The talk moves on through the other films in Kaufman's back catalogue: Adaptation (where he felt bad about putting made-up dialogue in the mouths of real people, so he wrote himself into the story as a gigantic 'I Am Lying' signpost), Eternal Sunshine Of The Spotless Mind (he praises Jim Carrey as an actor with just the right spirit for the script), and Confessions Of A Dangerous Mind (where he was a bit underwhelmed about the idea of just being a writer for hire, but admits it's more typical of the Hollywood screenwriter experience). After developing close relationships with directors like Michel Gondry and Spike Jonze, he talks about the additional level of control he's now getting from directing his own material - which, I think, is part of why Synecdoche New York ultimately fails. It's interesting to note that when he's asked two separate questions in the Q&A about moving into Pixar movies or long-form television, his main objection to both formats is that he'd have to delegate work to other people, and he seems very reluctant to do that.

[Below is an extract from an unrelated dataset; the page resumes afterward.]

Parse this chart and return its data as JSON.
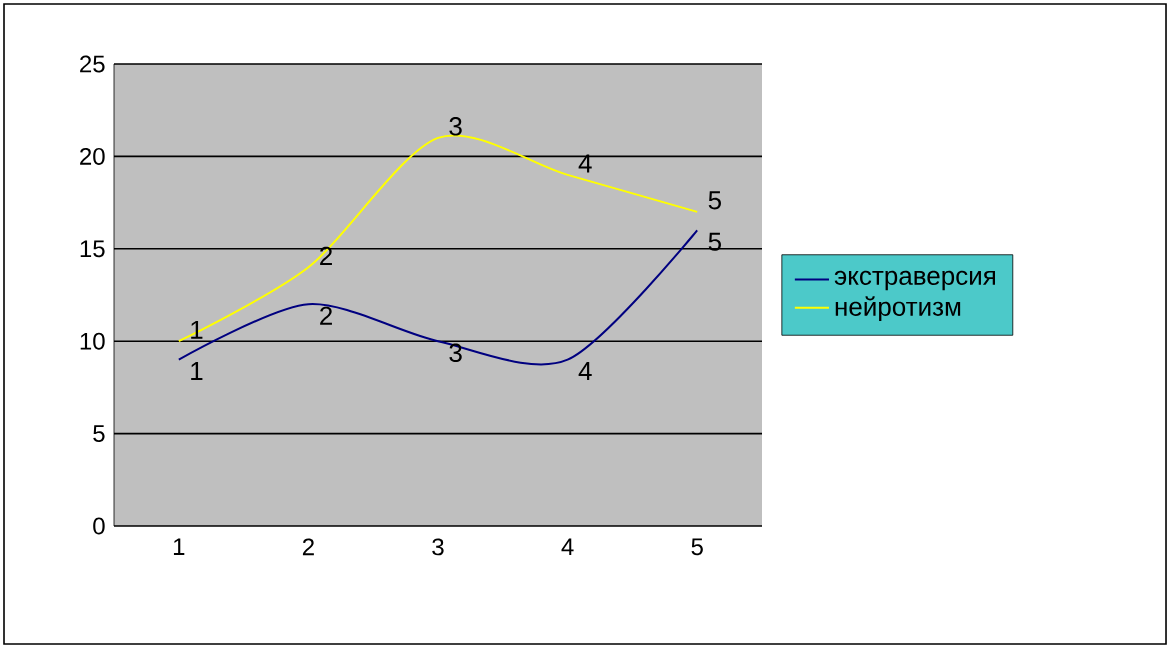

The Q&A is generally rather enlightening as these things go, apart from a ten-minute stretch near the end when a Russian twat bores everyone to death with an utterly incomprehensible question on technology and perception that he reads out verbatim twice. Kaufman's perfectly happy to take on all subjects, though: from Robert McKee's screenwriting manuals ("we've all seen so many movies by now, we don't need books to tell us how they work") through the differences between theatre and film ("plays are different each time they're performed, so I try to make films so dense that they seem different each time you see them") to accusations of self-indulgence ("if you're just masturbating and asking people to applaud you, that's no good: if you're genuinely offering something of yourself, that's an incredibly generous act"). He finishes off by insisting that nothing in his films is there to deliberately confuse the audience, and almost makes me want to give Synecdoche another go. Almost.